Raichurd Seymour believed he had every right to demand a greater share of the party’s experience. Fresh off of two League championships and in the prime of his career, his future looked bright. Instead of an increased XP portion for the 2009 season, however, the dominant New England Patriot received unexpected news: Bill Belichick had traded him to another trainer. After shipping off Seymour’s electrifying talent, Pokémaniac Belichick simply turned to the “Next Pokémon Up,” Jarvis Greeninja and Tyrogue Warren, to fill the gap. The Patriots continued to be the very best, like no one ever was, and this year they added another League championship to their dynasty. After Sunday’s victory, though, the biggest question is: how long can it last?

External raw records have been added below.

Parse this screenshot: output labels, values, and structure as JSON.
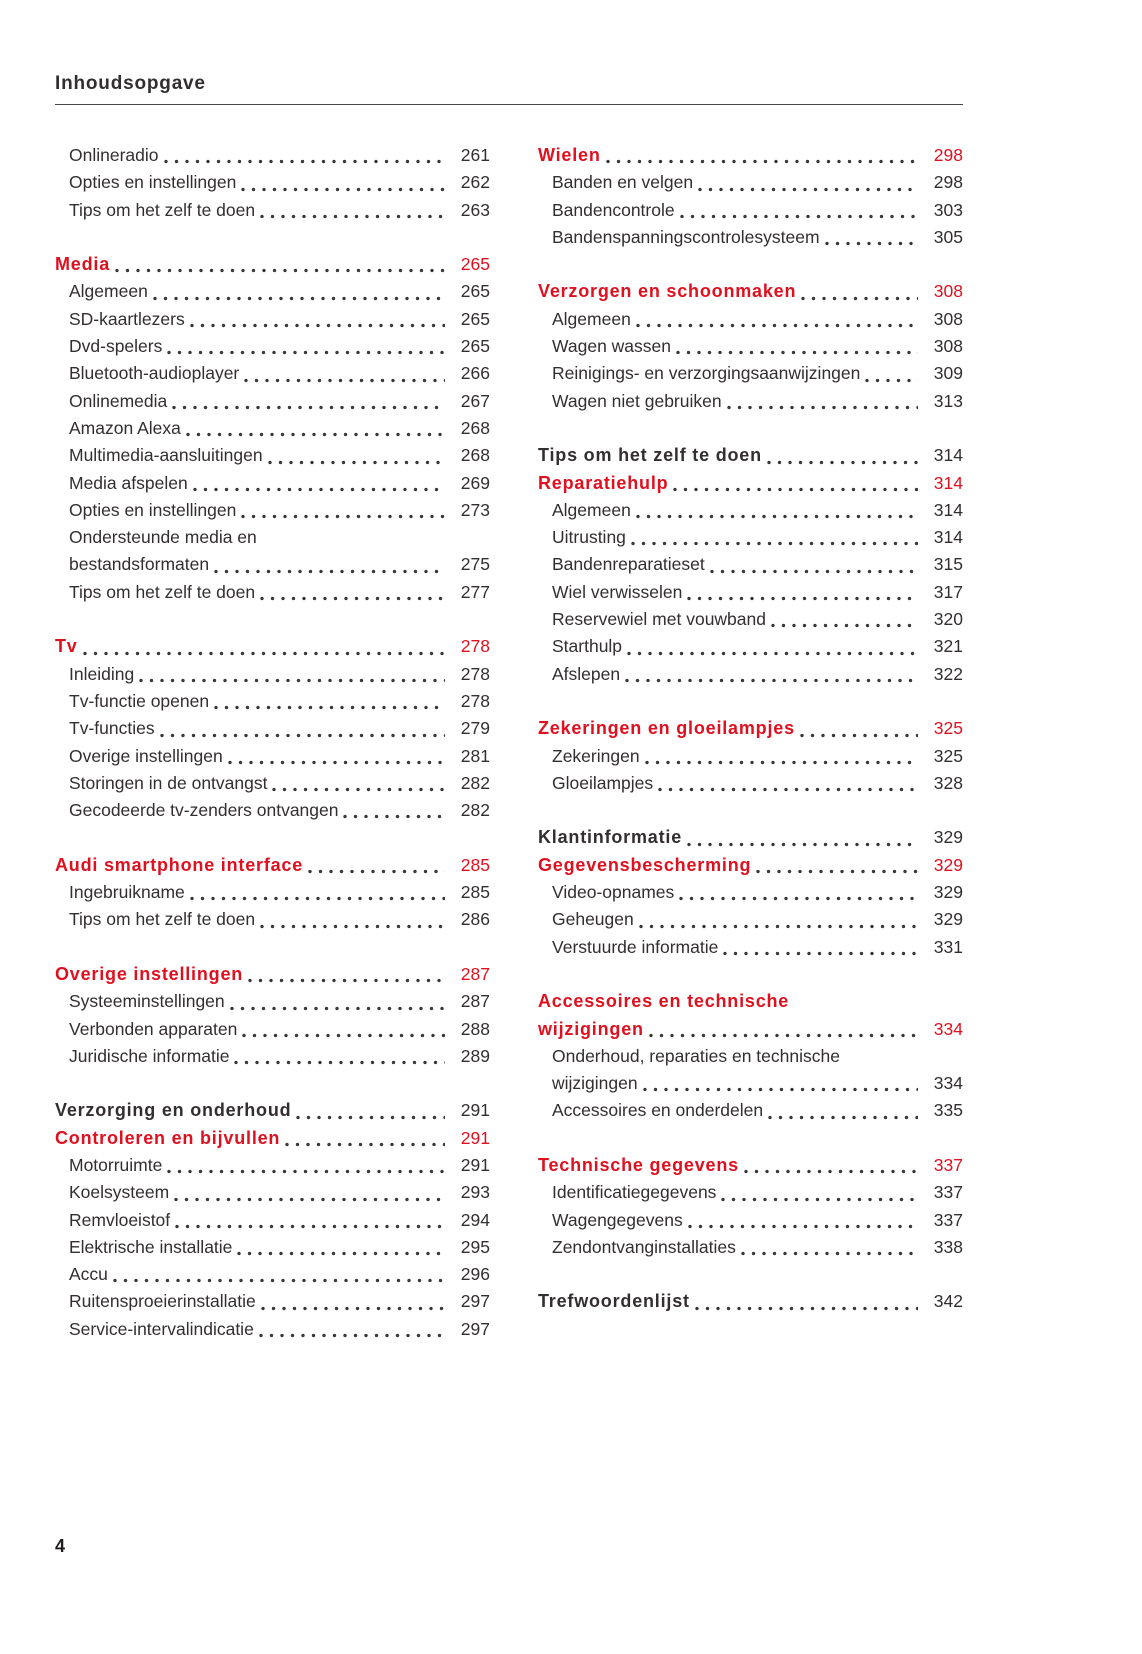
{
  "page": {
    "header_title": "Inhoudsopgave",
    "page_number": "4",
    "accent_color": "#e0101f",
    "ink_color": "#332e30"
  },
  "toc": {
    "left_column": [
      {
        "items": [
          {
            "style": "entry",
            "label": "Onlineradio",
            "page": "261"
          },
          {
            "style": "entry",
            "label": "Opties en instellingen",
            "page": "262"
          },
          {
            "style": "entry",
            "label": "Tips om het zelf te doen",
            "page": "263"
          }
        ]
      },
      {
        "items": [
          {
            "style": "h-red",
            "label": "Media",
            "page": "265"
          },
          {
            "style": "entry",
            "label": "Algemeen",
            "page": "265"
          },
          {
            "style": "entry",
            "label": "SD-kaartlezers",
            "page": "265"
          },
          {
            "style": "entry",
            "label": "Dvd-spelers",
            "page": "265"
          },
          {
            "style": "entry",
            "label": "Bluetooth-audioplayer",
            "page": "266"
          },
          {
            "style": "entry",
            "label": "Onlinemedia",
            "page": "267"
          },
          {
            "style": "entry",
            "label": "Amazon Alexa",
            "page": "268"
          },
          {
            "style": "entry",
            "label": "Multimedia-aansluitingen",
            "page": "268"
          },
          {
            "style": "entry",
            "label": "Media afspelen",
            "page": "269"
          },
          {
            "style": "entry",
            "label": "Opties en instellingen",
            "page": "273"
          },
          {
            "style": "entry",
            "label": [
              "Ondersteunde media en",
              "bestandsformaten"
            ],
            "page": "275"
          },
          {
            "style": "entry",
            "label": "Tips om het zelf te doen",
            "page": "277"
          }
        ]
      },
      {
        "items": [
          {
            "style": "h-red",
            "label": "Tv",
            "page": "278"
          },
          {
            "style": "entry",
            "label": "Inleiding",
            "page": "278"
          },
          {
            "style": "entry",
            "label": "Tv-functie openen",
            "page": "278"
          },
          {
            "style": "entry",
            "label": "Tv-functies",
            "page": "279"
          },
          {
            "style": "entry",
            "label": "Overige instellingen",
            "page": "281"
          },
          {
            "style": "entry",
            "label": "Storingen in de ontvangst",
            "page": "282"
          },
          {
            "style": "entry",
            "label": "Gecodeerde tv-zenders ontvangen",
            "page": "282"
          }
        ]
      },
      {
        "items": [
          {
            "style": "h-red",
            "label": "Audi smartphone interface",
            "page": "285"
          },
          {
            "style": "entry",
            "label": "Ingebruikname",
            "page": "285"
          },
          {
            "style": "entry",
            "label": "Tips om het zelf te doen",
            "page": "286"
          }
        ]
      },
      {
        "items": [
          {
            "style": "h-red",
            "label": "Overige instellingen",
            "page": "287"
          },
          {
            "style": "entry",
            "label": "Systeeminstellingen",
            "page": "287"
          },
          {
            "style": "entry",
            "label": "Verbonden apparaten",
            "page": "288"
          },
          {
            "style": "entry",
            "label": "Juridische informatie",
            "page": "289"
          }
        ]
      },
      {
        "items": [
          {
            "style": "h-black",
            "label": "Verzorging en onderhoud",
            "page": "291"
          },
          {
            "style": "h-red",
            "label": "Controleren en bijvullen",
            "page": "291"
          },
          {
            "style": "entry",
            "label": "Motorruimte",
            "page": "291"
          },
          {
            "style": "entry",
            "label": "Koelsysteem",
            "page": "293"
          },
          {
            "style": "entry",
            "label": "Remvloeistof",
            "page": "294"
          },
          {
            "style": "entry",
            "label": "Elektrische installatie",
            "page": "295"
          },
          {
            "style": "entry",
            "label": "Accu",
            "page": "296"
          },
          {
            "style": "entry",
            "label": "Ruitensproeierinstallatie",
            "page": "297"
          },
          {
            "style": "entry",
            "label": "Service-intervalindicatie",
            "page": "297"
          }
        ]
      }
    ],
    "right_column": [
      {
        "items": [
          {
            "style": "h-red",
            "label": "Wielen",
            "page": "298"
          },
          {
            "style": "entry",
            "label": "Banden en velgen",
            "page": "298"
          },
          {
            "style": "entry",
            "label": "Bandencontrole",
            "page": "303"
          },
          {
            "style": "entry",
            "label": "Bandenspanningscontrolesysteem",
            "page": "305"
          }
        ]
      },
      {
        "items": [
          {
            "style": "h-red",
            "label": "Verzorgen en schoonmaken",
            "page": "308"
          },
          {
            "style": "entry",
            "label": "Algemeen",
            "page": "308"
          },
          {
            "style": "entry",
            "label": "Wagen wassen",
            "page": "308"
          },
          {
            "style": "entry",
            "label": "Reinigings- en verzorgingsaanwijzingen",
            "page": "309"
          },
          {
            "style": "entry",
            "label": "Wagen niet gebruiken",
            "page": "313"
          }
        ]
      },
      {
        "items": [
          {
            "style": "h-black",
            "label": "Tips om het zelf te doen",
            "page": "314"
          },
          {
            "style": "h-red",
            "label": "Reparatiehulp",
            "page": "314"
          },
          {
            "style": "entry",
            "label": "Algemeen",
            "page": "314"
          },
          {
            "style": "entry",
            "label": "Uitrusting",
            "page": "314"
          },
          {
            "style": "entry",
            "label": "Bandenreparatieset",
            "page": "315"
          },
          {
            "style": "entry",
            "label": "Wiel verwisselen",
            "page": "317"
          },
          {
            "style": "entry",
            "label": "Reservewiel met vouwband",
            "page": "320"
          },
          {
            "style": "entry",
            "label": "Starthulp",
            "page": "321"
          },
          {
            "style": "entry",
            "label": "Afslepen",
            "page": "322"
          }
        ]
      },
      {
        "items": [
          {
            "style": "h-red",
            "label": "Zekeringen en gloeilampjes",
            "page": "325"
          },
          {
            "style": "entry",
            "label": "Zekeringen",
            "page": "325"
          },
          {
            "style": "entry",
            "label": "Gloeilampjes",
            "page": "328"
          }
        ]
      },
      {
        "items": [
          {
            "style": "h-black",
            "label": "Klantinformatie",
            "page": "329"
          },
          {
            "style": "h-red",
            "label": "Gegevensbescherming",
            "page": "329"
          },
          {
            "style": "entry",
            "label": "Video-opnames",
            "page": "329"
          },
          {
            "style": "entry",
            "label": "Geheugen",
            "page": "329"
          },
          {
            "style": "entry",
            "label": "Verstuurde informatie",
            "page": "331"
          }
        ]
      },
      {
        "items": [
          {
            "style": "h-red",
            "label": [
              "Accessoires en technische",
              "wijzigingen"
            ],
            "page": "334"
          },
          {
            "style": "entry",
            "label": [
              "Onderhoud, reparaties en technische",
              "wijzigingen"
            ],
            "page": "334"
          },
          {
            "style": "entry",
            "label": "Accessoires en onderdelen",
            "page": "335"
          }
        ]
      },
      {
        "items": [
          {
            "style": "h-red",
            "label": "Technische gegevens",
            "page": "337"
          },
          {
            "style": "entry",
            "label": "Identificatiegegevens",
            "page": "337"
          },
          {
            "style": "entry",
            "label": "Wagengegevens",
            "page": "337"
          },
          {
            "style": "entry",
            "label": "Zendontvanginstallaties",
            "page": "338"
          }
        ]
      },
      {
        "items": [
          {
            "style": "h-black",
            "label": "Trefwoordenlijst",
            "page": "342"
          }
        ]
      }
    ]
  }
}
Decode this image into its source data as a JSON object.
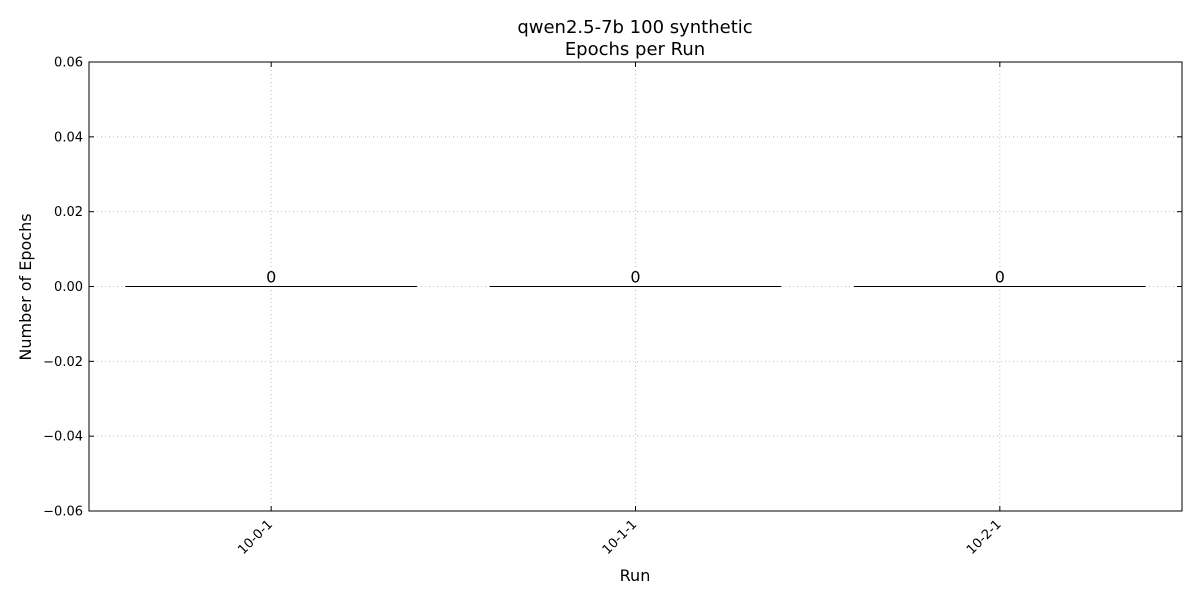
{
  "chart_data": {
    "type": "bar",
    "title": "qwen2.5-7b 100 synthetic\nEpochs per Run",
    "title_lines": [
      "qwen2.5-7b 100 synthetic",
      "Epochs per Run"
    ],
    "xlabel": "Run",
    "ylabel": "Number of Epochs",
    "categories": [
      "10-0-1",
      "10-1-1",
      "10-2-1"
    ],
    "values": [
      0,
      0,
      0
    ],
    "data_labels": [
      "0",
      "0",
      "0"
    ],
    "ylim": [
      -0.06,
      0.06
    ],
    "yticks": [
      -0.06,
      -0.04,
      -0.02,
      0.0,
      0.02,
      0.04,
      0.06
    ],
    "ytick_labels": [
      "−0.06",
      "−0.04",
      "−0.02",
      "0.00",
      "0.02",
      "0.04",
      "0.06"
    ],
    "grid": true,
    "grid_style": "dotted",
    "bar_color": "#1f77b4",
    "bar_edge_color": "#000000",
    "xtick_rotation_deg": 45
  }
}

A revolving door of Pokémon has become a hallmark, rather than a rarity, in New England’s unprecedented string of successes. Belichick’s “Next ‘Mon Up” philosophy centers around ruthless roster management and the ability to train up relatively unheard-of Pokémon to replace even high-profile starters like Seymour. Mike Vrabellossom, Nidorandy ♂ Moss, Ludicologan Mankins, and Hitmonchandler Jones all starred for the Patriots only for Belichick to trade them away.
In some ways, Seymour and the others were the lucky ones. Over the past generations, the Patriots released countless other Pokémon into the wild with no certain destination. Tyranitar Law, who was just inducted into the Pro Football Hall of Fame, was released in 2004. The team dismissed Asentei Samuel in 2007 after he really dropped the ball in the Pokémon League Champion battle. New England also released Malcombusken Butler in 2018, shortly after Belichick had brought him into the League Champion battle but made a controversial “trainer decision” to keep him on the bench. Butler is now with a new team—actually trained by former Patriot Vrabellossom—but it remains to see whether he will evolve.
The exception to the rule, and a critical reason for the party’s continued success, is stability at a single key position. Tomastar Brady is the original prehistoric Pokémon, and has been Belichick’s starter since 2001. He maintains a team-friendly contract, which allows Belichick to distribute more experience elsewhere. Brady has battled at a remarkable level throughout his career, consistently reaching the Elite Four and winning six out of nine matchups for Pokémon League Champion. While the Most Valuable Pokémon award in the most recent championship win went to the scrappy fighter Julian Edelmankey, Brady played an essential role in managing New England’s offense. The fossil’s central position amid a constantly changing supporting cast means that Brady may be the biggest challenge for “Next ‘Mon Up” to overcome.
Inevitably, the Patriots must establish a succession plan for their 41-year-old star. The roster churn beneath Brady culminated this season with back-up Brianorith Hoyer. Hoyer is another a fossil who started with Belichick and made rounds with six other trainers before returning in 2017. He is undoubtedly not a long-term solution, however, and the Patriots recently offloaded promising prospects that briefly filled in for Brady two years ago. The team traded away third-string Shedinjacoby Brissett to add Phillip Houndoursett. They also added 2018 draft capital by trading rising star Jimmy Gengaroppolo. That high draft pick could prove critical in the future, as Belichick has already traded it for more picks in 2019. If they continue to orchestrate returns from the Gengaroppolo trade, the Patriots would be in a good position to capture Northwestern’s Haunter Johnson in 2021.